Got it, but let’s put a program as a sgdb, doesn’t it have this control? If yes how does it do it? It’s not a special program with special privileges. What I want is not the address and not to guarantee sectors and yes blocks, to mess with sectors would have to create a disk driver and this would not be universal.

– thomaz andrade

2016/12/28 at 15:22
Not in general. Of course, SQL Server might access something undocumented from Windows. It is possible that some can do what I said and go over the file system, but it is rare to do this, in general it does not compensate the effort. One of the reasons it is said that it is good to put a DB in SSD is precisely because fragmentation will not change anything. Although DB fragments itself, it’s almost silly that he cares about it (he has some useful cases).

– Maniero

2016/12/28 at 15:32
I will not mark the question as correct because it does not answer the question. I would not like you to have assumed that I did not want the effort, for everything there is a reason and at no time I told for what application I wanted this information. I do not use windows and mostly sql server, for anyone who has the same doubt mysql uses C Ansi so I will use the same.

– thomaz andrade

2016/12/28 at 15:57
Do you want someone to explain everything you have to do to get it? Then the question is too wide.
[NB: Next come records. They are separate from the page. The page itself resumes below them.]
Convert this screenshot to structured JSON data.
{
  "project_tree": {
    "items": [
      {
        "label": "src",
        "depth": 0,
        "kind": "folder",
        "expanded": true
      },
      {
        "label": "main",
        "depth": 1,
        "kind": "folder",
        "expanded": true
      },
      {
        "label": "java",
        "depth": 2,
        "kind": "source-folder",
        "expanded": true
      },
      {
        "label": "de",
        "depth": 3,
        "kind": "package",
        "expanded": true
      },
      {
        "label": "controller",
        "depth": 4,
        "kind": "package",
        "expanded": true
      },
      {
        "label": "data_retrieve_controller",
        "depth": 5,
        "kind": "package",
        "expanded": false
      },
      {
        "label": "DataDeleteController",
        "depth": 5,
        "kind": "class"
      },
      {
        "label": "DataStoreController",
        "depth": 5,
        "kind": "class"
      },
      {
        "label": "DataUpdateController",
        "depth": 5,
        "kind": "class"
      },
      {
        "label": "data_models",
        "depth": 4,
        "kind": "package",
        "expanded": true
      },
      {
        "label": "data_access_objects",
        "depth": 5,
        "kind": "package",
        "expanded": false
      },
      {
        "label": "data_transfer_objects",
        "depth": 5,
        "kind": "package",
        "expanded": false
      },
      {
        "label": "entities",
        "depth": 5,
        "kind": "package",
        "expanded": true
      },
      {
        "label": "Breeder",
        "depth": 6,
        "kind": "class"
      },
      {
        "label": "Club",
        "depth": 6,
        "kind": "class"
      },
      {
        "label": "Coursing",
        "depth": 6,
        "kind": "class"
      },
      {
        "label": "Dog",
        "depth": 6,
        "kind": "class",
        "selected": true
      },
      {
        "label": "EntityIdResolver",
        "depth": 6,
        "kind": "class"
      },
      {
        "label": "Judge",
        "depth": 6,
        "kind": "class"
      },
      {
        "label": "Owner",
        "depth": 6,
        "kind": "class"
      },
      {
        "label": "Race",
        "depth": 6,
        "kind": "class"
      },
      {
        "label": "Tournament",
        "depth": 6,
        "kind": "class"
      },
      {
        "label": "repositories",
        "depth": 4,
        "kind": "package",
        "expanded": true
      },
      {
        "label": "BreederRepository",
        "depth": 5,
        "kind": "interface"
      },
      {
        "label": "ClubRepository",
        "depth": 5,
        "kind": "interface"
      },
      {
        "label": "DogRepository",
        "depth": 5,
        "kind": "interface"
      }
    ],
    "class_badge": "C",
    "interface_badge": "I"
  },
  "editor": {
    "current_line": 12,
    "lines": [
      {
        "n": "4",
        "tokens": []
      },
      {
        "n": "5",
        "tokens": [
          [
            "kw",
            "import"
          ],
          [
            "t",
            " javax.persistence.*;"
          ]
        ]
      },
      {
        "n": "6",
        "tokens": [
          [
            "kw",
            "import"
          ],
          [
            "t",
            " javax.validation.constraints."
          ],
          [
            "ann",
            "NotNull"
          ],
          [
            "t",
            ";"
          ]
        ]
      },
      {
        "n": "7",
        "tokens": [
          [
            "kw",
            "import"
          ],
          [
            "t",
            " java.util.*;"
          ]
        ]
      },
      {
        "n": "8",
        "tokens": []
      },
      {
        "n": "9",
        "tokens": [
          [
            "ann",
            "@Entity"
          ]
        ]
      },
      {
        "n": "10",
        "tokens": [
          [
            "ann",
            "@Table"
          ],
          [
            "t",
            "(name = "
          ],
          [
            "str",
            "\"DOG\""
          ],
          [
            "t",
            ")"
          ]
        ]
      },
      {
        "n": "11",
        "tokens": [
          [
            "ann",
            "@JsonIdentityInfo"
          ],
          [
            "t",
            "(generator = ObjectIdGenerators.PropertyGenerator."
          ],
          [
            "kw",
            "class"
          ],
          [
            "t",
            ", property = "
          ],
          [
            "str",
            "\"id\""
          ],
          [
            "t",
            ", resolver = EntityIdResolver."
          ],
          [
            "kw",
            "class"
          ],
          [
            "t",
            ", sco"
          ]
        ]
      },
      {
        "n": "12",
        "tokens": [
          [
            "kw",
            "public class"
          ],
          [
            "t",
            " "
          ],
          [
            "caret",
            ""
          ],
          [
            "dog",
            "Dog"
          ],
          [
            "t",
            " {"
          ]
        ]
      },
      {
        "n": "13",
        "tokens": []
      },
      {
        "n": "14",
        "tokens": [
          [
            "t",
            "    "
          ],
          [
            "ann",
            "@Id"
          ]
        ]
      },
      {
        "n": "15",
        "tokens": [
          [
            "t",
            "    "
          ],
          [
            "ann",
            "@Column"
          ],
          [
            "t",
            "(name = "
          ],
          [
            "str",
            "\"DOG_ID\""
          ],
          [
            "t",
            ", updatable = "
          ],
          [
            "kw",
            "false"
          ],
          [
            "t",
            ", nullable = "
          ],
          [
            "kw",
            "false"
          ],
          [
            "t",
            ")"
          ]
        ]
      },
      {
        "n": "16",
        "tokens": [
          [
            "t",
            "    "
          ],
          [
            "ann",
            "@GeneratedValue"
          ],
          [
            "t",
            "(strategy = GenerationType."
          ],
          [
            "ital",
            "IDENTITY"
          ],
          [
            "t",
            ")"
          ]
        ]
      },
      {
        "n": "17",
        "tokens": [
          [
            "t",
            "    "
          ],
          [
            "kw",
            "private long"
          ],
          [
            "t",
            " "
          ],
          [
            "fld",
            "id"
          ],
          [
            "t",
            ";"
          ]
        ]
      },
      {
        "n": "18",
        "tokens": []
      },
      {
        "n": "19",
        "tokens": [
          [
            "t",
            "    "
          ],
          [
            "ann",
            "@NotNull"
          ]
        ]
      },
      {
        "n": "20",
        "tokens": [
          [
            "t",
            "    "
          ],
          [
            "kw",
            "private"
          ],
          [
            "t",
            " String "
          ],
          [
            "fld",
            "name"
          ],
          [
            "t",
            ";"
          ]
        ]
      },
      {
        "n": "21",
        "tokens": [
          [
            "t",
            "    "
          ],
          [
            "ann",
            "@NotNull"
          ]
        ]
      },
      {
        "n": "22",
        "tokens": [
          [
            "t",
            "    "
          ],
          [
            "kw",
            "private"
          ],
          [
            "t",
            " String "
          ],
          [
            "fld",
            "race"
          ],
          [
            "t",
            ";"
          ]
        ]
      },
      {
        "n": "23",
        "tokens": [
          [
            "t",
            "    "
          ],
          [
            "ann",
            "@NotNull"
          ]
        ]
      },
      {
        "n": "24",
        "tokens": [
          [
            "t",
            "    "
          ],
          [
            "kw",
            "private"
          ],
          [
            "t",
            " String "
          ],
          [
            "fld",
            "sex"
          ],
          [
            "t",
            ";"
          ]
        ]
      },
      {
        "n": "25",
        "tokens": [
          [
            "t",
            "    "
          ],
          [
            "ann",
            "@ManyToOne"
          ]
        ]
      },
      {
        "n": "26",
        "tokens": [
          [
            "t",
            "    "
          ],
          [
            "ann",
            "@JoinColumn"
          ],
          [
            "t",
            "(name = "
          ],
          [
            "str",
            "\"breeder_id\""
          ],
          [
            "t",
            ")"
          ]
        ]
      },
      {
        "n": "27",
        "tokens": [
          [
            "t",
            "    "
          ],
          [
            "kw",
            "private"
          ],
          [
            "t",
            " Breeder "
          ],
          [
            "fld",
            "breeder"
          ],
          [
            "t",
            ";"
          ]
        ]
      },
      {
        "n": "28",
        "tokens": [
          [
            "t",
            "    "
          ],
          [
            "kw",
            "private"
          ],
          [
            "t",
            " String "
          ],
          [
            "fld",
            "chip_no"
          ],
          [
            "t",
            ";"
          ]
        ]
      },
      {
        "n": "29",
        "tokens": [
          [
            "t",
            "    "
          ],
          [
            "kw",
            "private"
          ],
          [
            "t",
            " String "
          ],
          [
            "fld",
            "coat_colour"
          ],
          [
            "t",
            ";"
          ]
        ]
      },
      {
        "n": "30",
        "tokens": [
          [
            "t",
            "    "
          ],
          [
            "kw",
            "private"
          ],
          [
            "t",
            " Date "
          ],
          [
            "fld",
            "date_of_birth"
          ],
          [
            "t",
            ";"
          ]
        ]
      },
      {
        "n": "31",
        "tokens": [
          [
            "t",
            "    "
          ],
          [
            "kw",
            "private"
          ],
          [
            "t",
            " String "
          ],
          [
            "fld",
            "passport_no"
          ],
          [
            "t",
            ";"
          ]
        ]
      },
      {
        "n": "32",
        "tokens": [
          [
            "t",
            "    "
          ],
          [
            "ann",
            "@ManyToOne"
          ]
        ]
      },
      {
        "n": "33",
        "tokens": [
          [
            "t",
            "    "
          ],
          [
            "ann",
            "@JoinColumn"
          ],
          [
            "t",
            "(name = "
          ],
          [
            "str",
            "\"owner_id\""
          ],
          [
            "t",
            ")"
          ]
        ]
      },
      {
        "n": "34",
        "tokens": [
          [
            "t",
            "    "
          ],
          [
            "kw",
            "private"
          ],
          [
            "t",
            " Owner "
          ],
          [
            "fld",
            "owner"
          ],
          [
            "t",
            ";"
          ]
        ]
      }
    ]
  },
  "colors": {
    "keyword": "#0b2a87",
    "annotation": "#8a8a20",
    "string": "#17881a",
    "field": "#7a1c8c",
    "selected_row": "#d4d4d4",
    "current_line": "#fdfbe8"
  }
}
I don’t know what ANSI C has to do with it.

– Maniero

2016/12/28 at 16:01
The question is clearly "Is there any way to do it?" and not that anyone explains everything they have to do. Don’t answer questions if you don’t know the answer. Using bd on ssd is not recommended because the purpose and creation of it was simply for the reason of avoiding access to disk since random access can be very costly. For ssd perhaps the sgdb hinders the same, since the random access is fast and constant. I don’t know any studies in the sgdb area specifically for ssd. Thanks anyway for the time.

– thomaz andrade

2016/12/28 at 16:05
1

Then it was answered what you asked. If you did not like the answer, I can only regret.

– Maniero

2016/12/28 at 16:11
1

Just complementing - in fact, some Dbms do this using a "raw" partition - no filesystem or Oracle that I know of - but not even Postgresql - and here it’s well explained why it’s not worth it: http://dba.stackexchange.com/questions/80036/is-there-a-way-to-store-a-postgresql-database-directly-on-a-block-device-not-fi/80046#80046? newreg=e669562317fa44ac8bfac6f53441a764

– jsbueno

2016/12/29 at 01:39

Show 2 more comments

Browser other questions tagged c filing-cabinet posix

You are not signed in. Login or sign up in order to post.

by jsbueno • **30,668** points · Answer 1 · 2016-12-29T01:48:41+00:00

"Is there any way to do it?"

Not.

Unless you use a raw partition and implement, in practice, your own file system.

On Linux systems, partitions can be accessed as normal files in the /dev folder, just your program has privileges for this.

But even if you deploy your own file system on a raw partition, it only allows you to scroll down to the abstraction level exposed to the Operating System itself - the disk controller (and possibly even other firmware layers) can re-divide your partition into other pieces and you will have no way of knowing.

Note that in several Linux file systems, you can use the system call fallocate to change the file’s pre-allocated size - but even this fairly low-level and non-standard function has some option to ensure that the data is contiguous on the disk.